Tutto per l’energia pulita. Anche il grano malato se serve: ad esempio trecentocinquantamila tonnellate di mais sparse tra Emilia, Lombardia e Veneto, e risultate contaminate da aflatossine, microtossine cancerogene, quest’anno, sono andate al biogas. Interi raccolti sarebbero andati altrimenti perduti, lasciando gli impianti a corto di materia prima e gli impiantisti a corto di incentivi.

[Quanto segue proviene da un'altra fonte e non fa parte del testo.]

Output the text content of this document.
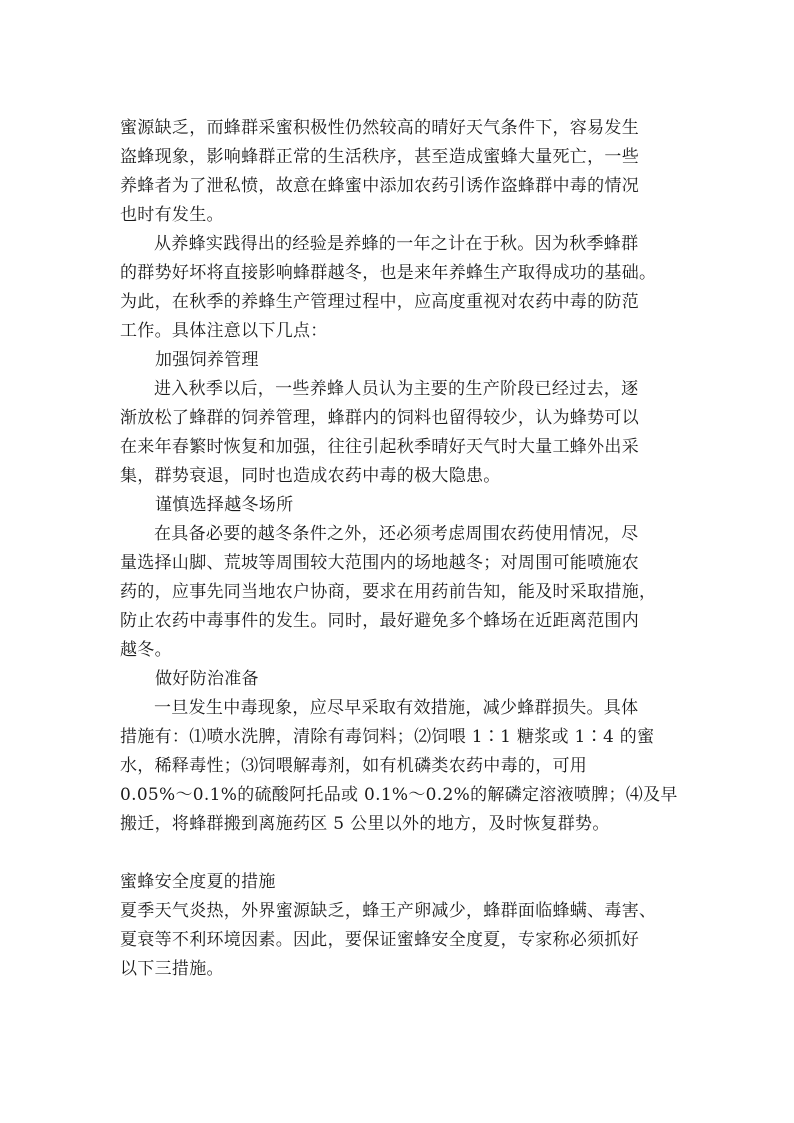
蜜源缺乏，而蜂群采蜜积极性仍然较高的晴好天气条件下，容易发生
盗蜂现象，影响蜂群正常的生活秩序，甚至造成蜜蜂大量死亡，一些
养蜂者为了泄私愤，故意在蜂蜜中添加农药引诱作盗蜂群中毒的情况
也时有发生。
从养蜂实践得出的经验是养蜂的一年之计在于秋。因为秋季蜂群
的群势好坏将直接影响蜂群越冬，也是来年养蜂生产取得成功的基础。
为此，在秋季的养蜂生产管理过程中，应高度重视对农药中毒的防范
工作。具体注意以下几点：
加强饲养管理
进入秋季以后，一些养蜂人员认为主要的生产阶段已经过去，逐
渐放松了蜂群的饲养管理，蜂群内的饲料也留得较少，认为蜂势可以
在来年春繁时恢复和加强，往往引起秋季晴好天气时大量工蜂外出采
集，群势衰退，同时也造成农药中毒的极大隐患。
谨慎选择越冬场所
在具备必要的越冬条件之外，还必须考虑周围农药使用情况，尽
量选择山脚、荒坡等周围较大范围内的场地越冬；对周围可能喷施农
药的，应事先同当地农户协商，要求在用药前告知，能及时采取措施，
防止农药中毒事件的发生。同时，最好避免多个蜂场在近距离范围内
越冬。
做好防治准备
一旦发生中毒现象，应尽早采取有效措施，减少蜂群损失。具体
措施有：⑴喷水洗脾，清除有毒饲料；⑵饲喂 1∶1 糖浆或 1∶4 的蜜
水，稀释毒性；⑶饲喂解毒剂，如有机磷类农药中毒的，可用
0.05%～0.1%的硫酸阿托品或 0.1%～0.2%的解磷定溶液喷脾；⑷及早
搬迁，将蜂群搬到离施药区 5 公里以外的地方，及时恢复群势。
蜜蜂安全度夏的措施
夏季天气炎热，外界蜜源缺乏，蜂王产卵减少，蜂群面临蜂螨、毒害、
夏衰等不利环境因素。因此，要保证蜜蜂安全度夏，专家称必须抓好
以下三措施。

Alcuni deputati, tra cui l’attuale Assessore all’Agricoltura della Regione Lombardia Giovanni Fava, nel 2012 presentarono una mozione per chiedere al Governo di rendere un po’ più tolleranti le norme che stabiliscono i limiti massimi consentiti di aflatossine presenti nel mais. La mozione fu bocciata, ma Lombardia, Emilia Romagna e Veneto decisero comunque di utilizzare il mais contaminato nei digestori. Al Pirellone, qualcuno chiese lumi. La Regione rispose brandendo il via libera del ministero della Salute: il mais contaminato poteva andare al biogas se l’autorità competente avesse dato l’ok. Abbiamo chiesto all’Assessore Fava se l’autorità competente in questione fosse stata consultata e quale parere avesse espresso, ma l’Assessore ci ha risposto che non ricorda.